My mother died on September 19, 2004 of esophageal cancer. We were devastated. The months that followed were very difficult for our family and especially for my 85-year-old father who had celebrated their 58th wedding anniversary while my mom was in the hospital. However, life invariably has to go on and that was what we did while always remembering her in every facet of our lives. One day, a few months later, while relaxing, and watching TV I noticed a lump in my left breast. I was, as anyone can imagine, very worried. Not just about myself but about the prospect of putting my family through another crisis so shortly after my mothers death. After a few days of thinking about it, I confided in my sister and we made an appointment for a mammogram. The results showed that I had a large mass in my left breast and that further studies would be needed for a full diagnosis.
The doctors performed a needle biopsy and in three days, the results were in: I had cancer. The tumor was the size of a lemon and its type was the more aggressive variant of breast cancer. There was no time to waste. I had to see a surgeon immediately. However, before that, I had to tell my father. That was one of the hardest things I have ever had to do. He was still mourning his wife and now he would have to face the prospect of losing his daughter to the same disease. I sat with him and told him I was not afraid because God was with me. He was very sad but he is a man of great faith and through his tears told me that I was going to make it and that everything was going to be OK.
Those initial days are all a blur. I met with my oncologist and he laid out my treatment plan. I would have 8 cycles of chemotherapy over the course of 6 months in order to shrink the tumor to a manageable size before undergoing a modified radical mastectomy.
The chemotherapy treatments started in early April. At the beginning, I was OK but as time went on the effects of the drugs took hold and I became very sick from the side effects. I lost my hair and fingernails. I could barely eat because of the nausea so I became very weak. I was homebound for several weeks because the chemo had weakened my immune system to the point where a common cold could be very dangerous. I was given blood transfusions to boost my red-blood-cell count since the chemo does not discriminate between healthy and malignant cells. I had always considered myself a strong person with a strong faith in God. However, there were times during my treatment that my faith was tested. There were many nights that I would cry myself to sleep. I was scared and confused. I asked God: why me? I prayed to God that he would help me understand why this was happening to me. There were many times that I was very angry. It was not fair. I thought I had always been a good person. One day, at one of my lowest points and when I was ready to quit the chemo because I felt so sick, God gave me the peace I needed to continue with my treatment and at that time I knew that he would always be there with me.
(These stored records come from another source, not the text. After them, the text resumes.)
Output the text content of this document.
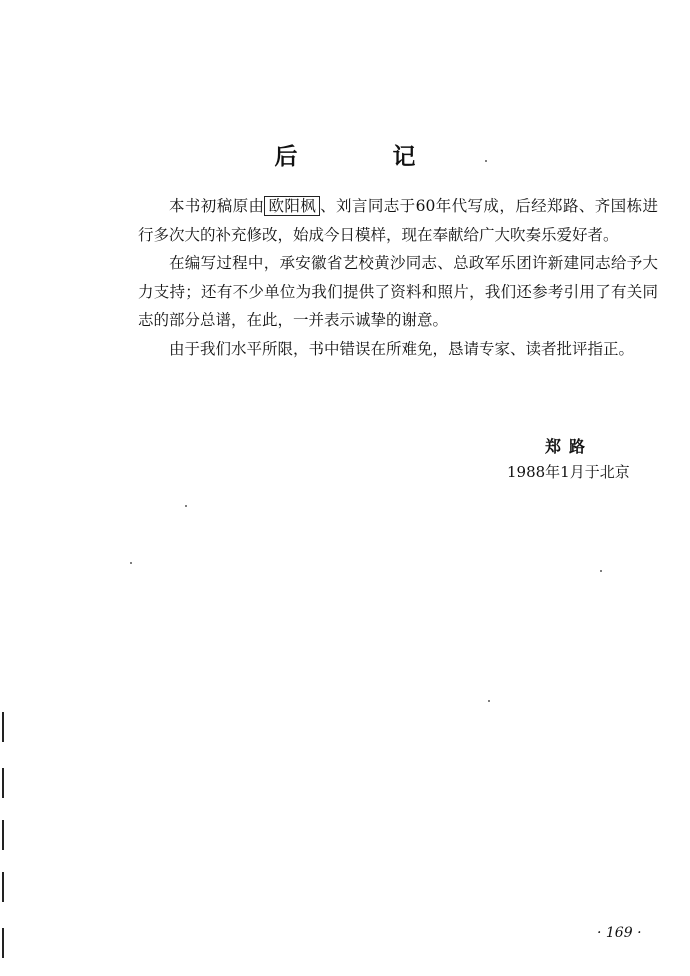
后	记

本书初稿原由 欧阳枫 、刘言同志于60年代写成，后经郑路、齐国栋进行多次大的补充修改，始成今日模样，现在奉献给广大吹奏乐爱好者。

在编写过程中，承安徽省艺校黄沙同志、总政军乐团许新建同志给予大力支持；还有不少单位为我们提供了资料和照片，我们还参考引用了有关同志的部分总谱，在此，一并表示诚挚的谢意。

由于我们水平所限，书中错误在所难免，恳请专家、读者批评指正。

郑路
1988年1月于北京
· 169 ·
The chemotherapy treatments finally ended in September 2005. I underwent surgery later that month, almost exactly a year after the death of my mother. The pathology showed that all the malignant cells were gone from the breast and the lymph nodes were also clear of cancer.
I am very proud calling myself a CANCER SURVIVOR. I give thanks to the grace of God, my doctors, my friends and especially my family for helping me beat this terrible disease. Finally, I want to remind all women of the importance to do regular self-examinations and mammograms. Diagnosis at an early stage greatly simplifies a womans treatment options. I feel that God has given me a second chance and I want to use this opportunity to help others who are suffering from cancer.
Thank you for giving the opportunity to share my story.